Bagaimana Cara Membedakan Ulasan Palsu dan Sah?
Dengan ulasan palsu yang bergejolak dengan mudah dan dalam skala besar, bagaimana orang bisa menceritakan ulasan palsu dari yang sah?
Mr Simon Yap, direktur pengembangan web Oasis Web Asia, perusahaan pengembangan web, mengatakan beberapa situs web seperti reviewmeta.com dapat membantu menganalisis ulasan online dalam hal itu.
Apa yang dapat dilakukan konsumen adalah menyalin URL dari produk yang ditinjau dan menempelkannya di situs web, yang akan memberikan laporan pada ulasan.
“Akan ada beberapa persentase ulasan mencurigakan yang akan dihapus oleh penganalisis,” jelas Mr Yap.
“Pemberi ulasan yang mencurigakan biasanya adalah pengulas yang telah membuat akun hanya untuk meninjau produk atau merek tertentu … atau ada banyak kata yang diulang untuk mempromosikan produk, yang dipilih maka setelah dianalisis dianggap sebagai ulasan mencurigakan.”
Namun, situs web yang melakukan analisa ulasan seperti itu tersebut tidak 100 persen akurat, dan tidak berfungsi di semua platform, seperti TripAdvisor, salah satu situs perjalanan terbesar di dunia, dengan lebih dari 630 juta ulasan.
Juru bicara TripAdvisor, Amolakh Calais mengatakan, pihaknya “telah menandai semua properti yang ikut serta dalam kegiatan berbahaya”. Dan sejak 2015, telah menutup sekitar 60 perusahaan yang telah ambil bagian dalam bekerja dengan ulasan palsu.
Setiap ulasan di TripAdvisor melewati proses pemeriksaan yang sangat ketat. Kami memiliki seperangkat alat pelacakan yang memetakan bagaimana, di mana, apa dan kapan kepada setiap ulasan.

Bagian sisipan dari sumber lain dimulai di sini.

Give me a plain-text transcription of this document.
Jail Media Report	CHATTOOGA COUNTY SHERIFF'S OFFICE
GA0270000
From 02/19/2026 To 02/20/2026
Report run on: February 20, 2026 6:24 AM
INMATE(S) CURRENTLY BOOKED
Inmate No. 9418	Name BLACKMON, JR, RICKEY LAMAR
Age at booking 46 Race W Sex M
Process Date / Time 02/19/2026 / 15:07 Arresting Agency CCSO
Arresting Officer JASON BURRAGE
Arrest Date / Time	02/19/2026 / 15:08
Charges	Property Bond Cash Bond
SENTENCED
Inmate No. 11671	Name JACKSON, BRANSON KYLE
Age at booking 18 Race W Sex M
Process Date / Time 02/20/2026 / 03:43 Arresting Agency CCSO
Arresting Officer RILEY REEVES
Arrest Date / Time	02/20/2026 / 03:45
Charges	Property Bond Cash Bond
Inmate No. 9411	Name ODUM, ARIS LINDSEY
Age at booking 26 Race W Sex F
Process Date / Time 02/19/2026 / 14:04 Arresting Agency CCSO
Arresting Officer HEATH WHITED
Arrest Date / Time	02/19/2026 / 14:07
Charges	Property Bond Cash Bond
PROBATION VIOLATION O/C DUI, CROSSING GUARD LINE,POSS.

“Kami memiliki sistem yang sangat kuat yang mengidentifikasi tren tertentu dalam ulasan,” tambahnya.
Jadi, bagaimana lagi konsumen dapat menyaring ulasan palsu, tanpa harus menggunakan analisis yang diakukan situs web?
“Konsumen dapat mencari ulasan yang lebih seimbang dengan adanya penilaian pro dan kontra pada produk,” kata Dr Koh. “Mereka juga bisa masuk ke situs lain, mencari produk yang sama dan membaca ulasannya juga, sehingga dapat memiliki pandangan yang lebih seimbang.”